Torres’ parents met as children on the Los Corralitos Ranch in Zapata County, Texas. Both her maternal and paternal grandfathers worked on the ranch, so Torres feels a connection to the efforts of the NRHC to recognize early Spanish land grants as the beginning of the ranching industry in Texas.

What will be new to the 2021 Christmas event is a 1920s rural church with both a congregation singing hymns and a clergyman delivering a two-minute sermon. Trinity Mission was once an Episcopal mission built on land donated by the Spur Ranch for the ranching community surrounding the new town of Spur, Texas.

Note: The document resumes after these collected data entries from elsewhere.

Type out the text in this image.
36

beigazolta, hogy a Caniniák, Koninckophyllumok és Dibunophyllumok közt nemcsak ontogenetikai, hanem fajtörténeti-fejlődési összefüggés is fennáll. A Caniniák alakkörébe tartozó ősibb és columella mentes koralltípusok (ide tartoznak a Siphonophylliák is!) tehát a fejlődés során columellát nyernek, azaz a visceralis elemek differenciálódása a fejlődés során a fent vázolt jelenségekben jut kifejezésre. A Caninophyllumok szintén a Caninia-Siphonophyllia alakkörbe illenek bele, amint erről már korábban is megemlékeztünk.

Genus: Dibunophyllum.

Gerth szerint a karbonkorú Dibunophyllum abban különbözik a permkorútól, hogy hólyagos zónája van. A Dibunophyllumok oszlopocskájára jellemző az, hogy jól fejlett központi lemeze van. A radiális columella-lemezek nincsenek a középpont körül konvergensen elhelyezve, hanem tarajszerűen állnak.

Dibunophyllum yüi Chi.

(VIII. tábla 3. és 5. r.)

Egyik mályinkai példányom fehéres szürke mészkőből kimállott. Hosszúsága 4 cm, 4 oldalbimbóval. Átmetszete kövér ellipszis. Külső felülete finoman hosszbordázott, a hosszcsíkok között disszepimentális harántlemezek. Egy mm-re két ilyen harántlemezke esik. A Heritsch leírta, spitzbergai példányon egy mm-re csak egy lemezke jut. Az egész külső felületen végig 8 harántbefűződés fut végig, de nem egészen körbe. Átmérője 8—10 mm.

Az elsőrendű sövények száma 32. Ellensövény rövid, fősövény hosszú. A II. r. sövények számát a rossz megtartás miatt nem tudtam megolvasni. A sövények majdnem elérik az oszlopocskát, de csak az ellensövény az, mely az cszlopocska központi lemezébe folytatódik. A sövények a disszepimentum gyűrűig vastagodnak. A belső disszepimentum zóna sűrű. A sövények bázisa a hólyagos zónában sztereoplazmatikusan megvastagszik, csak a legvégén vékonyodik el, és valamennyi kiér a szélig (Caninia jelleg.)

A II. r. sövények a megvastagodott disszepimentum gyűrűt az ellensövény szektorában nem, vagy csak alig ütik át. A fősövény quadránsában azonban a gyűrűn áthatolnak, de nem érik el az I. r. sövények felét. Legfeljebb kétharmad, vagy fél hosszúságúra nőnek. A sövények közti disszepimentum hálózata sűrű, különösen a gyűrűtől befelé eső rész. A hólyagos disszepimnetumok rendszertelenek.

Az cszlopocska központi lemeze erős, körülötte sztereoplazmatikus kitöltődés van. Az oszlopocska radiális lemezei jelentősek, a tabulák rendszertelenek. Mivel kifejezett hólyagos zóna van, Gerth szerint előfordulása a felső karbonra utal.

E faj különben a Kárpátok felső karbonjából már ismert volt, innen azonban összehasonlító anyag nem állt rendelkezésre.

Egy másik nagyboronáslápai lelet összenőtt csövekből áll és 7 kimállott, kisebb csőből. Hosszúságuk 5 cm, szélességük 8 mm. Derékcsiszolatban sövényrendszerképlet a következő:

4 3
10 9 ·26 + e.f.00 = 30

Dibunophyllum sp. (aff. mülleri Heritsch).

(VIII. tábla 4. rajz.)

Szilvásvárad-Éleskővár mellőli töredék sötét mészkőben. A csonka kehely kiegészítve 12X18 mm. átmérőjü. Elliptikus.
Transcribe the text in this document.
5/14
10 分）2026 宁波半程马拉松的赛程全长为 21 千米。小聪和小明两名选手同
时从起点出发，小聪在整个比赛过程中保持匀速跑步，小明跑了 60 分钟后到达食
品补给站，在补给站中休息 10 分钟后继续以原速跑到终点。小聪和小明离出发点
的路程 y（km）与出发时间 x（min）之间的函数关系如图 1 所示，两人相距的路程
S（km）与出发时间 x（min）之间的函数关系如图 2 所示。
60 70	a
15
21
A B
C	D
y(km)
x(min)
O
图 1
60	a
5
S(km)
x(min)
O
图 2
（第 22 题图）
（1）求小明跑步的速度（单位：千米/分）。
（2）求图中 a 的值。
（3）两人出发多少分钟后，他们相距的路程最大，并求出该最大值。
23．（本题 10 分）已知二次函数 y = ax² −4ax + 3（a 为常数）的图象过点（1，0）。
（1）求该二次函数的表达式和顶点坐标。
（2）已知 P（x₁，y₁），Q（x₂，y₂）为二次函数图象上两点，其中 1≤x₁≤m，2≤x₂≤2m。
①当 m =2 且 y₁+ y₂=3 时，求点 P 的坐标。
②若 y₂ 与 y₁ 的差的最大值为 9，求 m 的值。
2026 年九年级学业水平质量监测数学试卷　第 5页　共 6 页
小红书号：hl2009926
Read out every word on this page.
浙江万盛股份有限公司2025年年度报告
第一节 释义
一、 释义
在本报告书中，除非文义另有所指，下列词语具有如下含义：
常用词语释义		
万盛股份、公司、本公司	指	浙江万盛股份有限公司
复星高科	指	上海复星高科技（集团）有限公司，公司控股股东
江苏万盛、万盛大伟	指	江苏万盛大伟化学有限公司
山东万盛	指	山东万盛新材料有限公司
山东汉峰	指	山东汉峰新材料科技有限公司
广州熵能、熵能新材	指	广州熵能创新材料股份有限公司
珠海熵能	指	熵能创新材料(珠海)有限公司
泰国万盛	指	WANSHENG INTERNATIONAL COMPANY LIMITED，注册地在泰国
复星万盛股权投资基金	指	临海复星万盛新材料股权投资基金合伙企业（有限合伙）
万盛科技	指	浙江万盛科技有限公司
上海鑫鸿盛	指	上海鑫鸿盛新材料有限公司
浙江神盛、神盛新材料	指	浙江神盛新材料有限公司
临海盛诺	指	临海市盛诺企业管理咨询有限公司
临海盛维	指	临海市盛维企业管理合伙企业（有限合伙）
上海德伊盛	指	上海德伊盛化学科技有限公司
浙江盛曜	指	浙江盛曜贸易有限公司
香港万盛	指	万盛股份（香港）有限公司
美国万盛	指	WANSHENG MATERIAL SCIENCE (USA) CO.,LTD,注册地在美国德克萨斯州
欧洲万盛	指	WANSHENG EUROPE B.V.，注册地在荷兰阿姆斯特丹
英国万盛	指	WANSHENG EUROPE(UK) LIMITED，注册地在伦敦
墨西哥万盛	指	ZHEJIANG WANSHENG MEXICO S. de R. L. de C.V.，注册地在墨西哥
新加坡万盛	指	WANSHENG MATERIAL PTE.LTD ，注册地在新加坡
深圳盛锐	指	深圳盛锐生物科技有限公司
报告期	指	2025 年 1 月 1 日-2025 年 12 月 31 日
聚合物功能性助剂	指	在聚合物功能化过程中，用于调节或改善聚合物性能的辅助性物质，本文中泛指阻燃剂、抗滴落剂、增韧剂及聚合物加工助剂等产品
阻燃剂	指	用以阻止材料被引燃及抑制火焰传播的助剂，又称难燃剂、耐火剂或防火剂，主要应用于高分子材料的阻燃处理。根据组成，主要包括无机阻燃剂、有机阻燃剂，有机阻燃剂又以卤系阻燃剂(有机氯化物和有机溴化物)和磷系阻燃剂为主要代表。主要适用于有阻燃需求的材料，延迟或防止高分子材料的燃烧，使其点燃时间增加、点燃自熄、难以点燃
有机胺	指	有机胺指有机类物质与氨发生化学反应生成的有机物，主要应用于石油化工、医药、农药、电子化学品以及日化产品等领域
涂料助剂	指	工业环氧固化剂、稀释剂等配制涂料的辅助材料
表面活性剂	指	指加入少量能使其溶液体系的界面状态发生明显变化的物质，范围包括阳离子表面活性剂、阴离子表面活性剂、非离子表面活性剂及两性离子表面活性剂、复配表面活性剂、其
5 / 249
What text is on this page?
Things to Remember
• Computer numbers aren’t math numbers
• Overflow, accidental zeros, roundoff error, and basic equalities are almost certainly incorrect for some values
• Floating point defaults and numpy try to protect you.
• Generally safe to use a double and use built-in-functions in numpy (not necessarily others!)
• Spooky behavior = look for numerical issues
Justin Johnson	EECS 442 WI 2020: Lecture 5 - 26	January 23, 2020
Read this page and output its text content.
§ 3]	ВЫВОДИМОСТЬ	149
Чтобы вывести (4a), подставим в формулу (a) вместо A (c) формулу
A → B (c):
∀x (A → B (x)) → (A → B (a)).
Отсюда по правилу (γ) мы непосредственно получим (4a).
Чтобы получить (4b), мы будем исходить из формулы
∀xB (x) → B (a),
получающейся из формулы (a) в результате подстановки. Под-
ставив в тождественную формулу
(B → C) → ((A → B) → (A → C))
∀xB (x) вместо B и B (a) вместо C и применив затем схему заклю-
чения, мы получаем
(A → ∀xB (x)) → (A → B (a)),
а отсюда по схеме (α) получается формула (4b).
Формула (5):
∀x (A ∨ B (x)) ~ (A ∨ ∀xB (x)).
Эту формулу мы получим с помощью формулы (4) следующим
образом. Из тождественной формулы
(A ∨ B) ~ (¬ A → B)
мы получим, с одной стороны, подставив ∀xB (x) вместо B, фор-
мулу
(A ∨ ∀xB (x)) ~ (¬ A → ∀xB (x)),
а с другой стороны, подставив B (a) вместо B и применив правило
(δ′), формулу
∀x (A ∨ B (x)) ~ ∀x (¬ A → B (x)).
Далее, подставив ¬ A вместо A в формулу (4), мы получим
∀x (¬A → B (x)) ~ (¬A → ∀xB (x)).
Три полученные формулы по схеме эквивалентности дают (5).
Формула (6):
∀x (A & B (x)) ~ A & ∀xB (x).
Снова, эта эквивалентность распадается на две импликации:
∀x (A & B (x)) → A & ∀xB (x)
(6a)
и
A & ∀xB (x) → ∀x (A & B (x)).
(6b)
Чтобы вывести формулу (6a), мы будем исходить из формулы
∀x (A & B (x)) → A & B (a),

Members of the Canterbury Association Student Center in Lubbock will dress in period clothing and conduct a traditional (but abbreviated) Christmas Eve service using the 1892 Book of Common Prayer, which would have been used in the Episcopal diocese for this church in the early 1900s.

“We researched what Christmas carols would have been in the prayer book at that time,” says the Rev. Leann Wagner, chaplain of the Canterbury Episcopal Ministry at Texas Tech University. “The tunes are the same, but the wording of the language is a little different.” The group has plans for a short service they will repeat many times throughout both nights as visitors pass through the mission on the way to the next structure.

Suzanne Reese annually decorates a gingerbread replica of the 1909 Barton House as she and her family volunteer in the historic structure during Candlelight at the Ranch. (Photo by John Weast)

Many community and campus organizations, as well as musical groups, will join volunteers in the historic structures to welcome guests to Candlelight at the Ranch. Visitors can purchase refreshments in the decorated 1908 Four Sixes Barn while they listen to Brazos West play Christmas music with a Texas swing. Kettle Korn will be available on the patio, and Santa Claus will be receiving visitors in the Pitchfork Pavilion.

The Rhinestone Quartet and the Lubbock High School Madrigal Choir will serenade visitors at different locations throughout the park, and Ranch Host volunteer Ken Baake will play his banjo inside the 1888 Matador Half Dugout. A Tap Snap Photo booth will be located in the main gallery of the indoor museum to provide free visitor photos.